With UK trying to protect a 7-6 lead late in the fourth quarter, Wildcat safety Mike Williams was in perfect position to pick off an errant pass by South Carolina quarterback Mike Rathe near the goal line, but the ball slipped right through his hands.
In typical Kentucky fashion, that play came back to haunt the Cats.
Rathe picked up a first down with a 16-yard completion to Noah Whiteside on the next play and hit Troy Williamson for a 19-yard TD pass with 1:28 remaining to allow the Gamecocks to escape with a 12-7 victory and drop UK to 1-5 on the season.
"Obviously this was a very, very tough loss," UK Coach Rich Brooks said. "We made almost as many mistakes turning the ball over as we have in the last two weeks. The good news is that we took it away from them as many times. If we'd only done it one more time, it would have been a different outcome.
"It's a tough thing to have the game in your hands and have it fall out."
Williams' drop wasn't the only chance UK had to end that final drive. Sweet Pea Burns timed a quick out in the flat by Rathe the play before and would have gone for six the other way but couldn't quite bring the ball in.
South Carolina lost its starting quarterback Syvelle Newton to an ankle injury in the second quarter, and backup Blake Mitchell was ineffective, hitting on just two of his seven pass attempts with two interceptions. Dondrial Pinkins, who opened the year as South Carolina's starter, was injured and didn't even make the trip.
That forced Coach Lou Holtz to turn to Rathe, a little-used senior who had three career completions with two interceptions coming into the game.
On the game-winner, Rathe rolled to the right and fired a pass into the back of the end zone to a wide-open Williamson, who hauled it in and kept his feet in bounds to hush a crowd of 63,086.
"It was a great play by Michael," Holtz said. "I want to say this about Michael: He's hung around here and been positive and upbeat, and for him to step in there and do that was great for Michael Rathe."
UK had one final shot, but Shane Boyd threw three incompletions, and Scott Mitchell dropped a fourth-down pass at the Wildcat 20 with 59 seconds left.
"I was proud of this team for finding a way to win," Holtz said. "Not only did they find a way to win, they believed they would win."
The first half was basically a fumble-fest. South Carolina coughed it up on its first two possessions, but UK failed to capitalize as they went three-and-out and Taylor Begley missed on a 49-yard field-goal attempt.
South Carolina had a 6-0 lead on two Josh Brown field goals just as UK started kicking the ball around. Boyd lost fumbles on consecutive drives, and backup Andre Woodson lost one after getting sacked at the Gamecock 27.

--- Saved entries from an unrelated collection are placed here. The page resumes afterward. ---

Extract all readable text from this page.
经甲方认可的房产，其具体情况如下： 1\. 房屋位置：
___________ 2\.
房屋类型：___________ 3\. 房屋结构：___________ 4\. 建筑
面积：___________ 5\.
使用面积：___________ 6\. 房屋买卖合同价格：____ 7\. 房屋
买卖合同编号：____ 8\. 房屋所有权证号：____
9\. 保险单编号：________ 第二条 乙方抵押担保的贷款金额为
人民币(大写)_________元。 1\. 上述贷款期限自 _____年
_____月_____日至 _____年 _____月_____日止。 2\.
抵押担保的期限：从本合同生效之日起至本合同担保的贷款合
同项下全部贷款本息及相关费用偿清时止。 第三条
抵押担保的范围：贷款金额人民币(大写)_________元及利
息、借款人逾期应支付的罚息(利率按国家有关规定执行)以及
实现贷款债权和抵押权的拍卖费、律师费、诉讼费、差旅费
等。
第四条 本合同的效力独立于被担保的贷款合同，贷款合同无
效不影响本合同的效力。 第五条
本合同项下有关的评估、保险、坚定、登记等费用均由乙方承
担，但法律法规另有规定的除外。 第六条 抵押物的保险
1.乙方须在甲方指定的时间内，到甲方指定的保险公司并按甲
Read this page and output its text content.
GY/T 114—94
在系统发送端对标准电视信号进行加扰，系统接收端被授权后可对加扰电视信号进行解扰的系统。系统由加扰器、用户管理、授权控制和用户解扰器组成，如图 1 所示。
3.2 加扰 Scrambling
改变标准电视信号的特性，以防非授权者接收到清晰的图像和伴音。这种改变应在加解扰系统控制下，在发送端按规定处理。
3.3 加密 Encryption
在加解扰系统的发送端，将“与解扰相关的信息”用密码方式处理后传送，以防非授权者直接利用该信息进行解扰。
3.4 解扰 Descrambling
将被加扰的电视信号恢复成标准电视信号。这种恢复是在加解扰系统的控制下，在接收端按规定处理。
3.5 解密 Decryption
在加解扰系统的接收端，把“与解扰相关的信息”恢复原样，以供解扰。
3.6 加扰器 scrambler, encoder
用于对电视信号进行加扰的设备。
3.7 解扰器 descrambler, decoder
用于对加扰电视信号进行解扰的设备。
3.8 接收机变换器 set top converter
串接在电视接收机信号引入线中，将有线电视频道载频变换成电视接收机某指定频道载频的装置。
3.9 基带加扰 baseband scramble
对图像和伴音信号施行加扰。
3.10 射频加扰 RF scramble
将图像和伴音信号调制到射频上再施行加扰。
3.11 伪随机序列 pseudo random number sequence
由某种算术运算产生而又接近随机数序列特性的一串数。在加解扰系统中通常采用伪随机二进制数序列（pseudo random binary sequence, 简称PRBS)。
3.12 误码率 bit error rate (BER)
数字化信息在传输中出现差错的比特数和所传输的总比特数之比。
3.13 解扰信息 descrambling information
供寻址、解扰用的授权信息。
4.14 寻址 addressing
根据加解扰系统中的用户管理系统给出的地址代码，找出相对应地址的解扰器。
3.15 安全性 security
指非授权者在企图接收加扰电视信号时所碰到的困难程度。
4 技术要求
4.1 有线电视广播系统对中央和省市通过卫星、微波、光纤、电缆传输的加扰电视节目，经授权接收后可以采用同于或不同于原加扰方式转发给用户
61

Once UK decided to hold on to the ball, the Wildcats kept it for almost an entire quarter. Starting at its own 6-yard line with 6:26 left in the third, UK staged a scoring march that included an incredible 23 plays and covered 94 yards that ate up 11:54 off the clock. Alexis Bwenge capped the drive with a 2-yard run to give Kentucky a 7-6 lead with 9:52 remaining.
But like many previous Saturdays, that joy was eventually replaced by anguish.
"It's better than the loss last week, but a loss is a loss is a loss," Brooks said. "I was hoping that this would be a significant step forward, but we let it slip through our fingers like some games we had last year."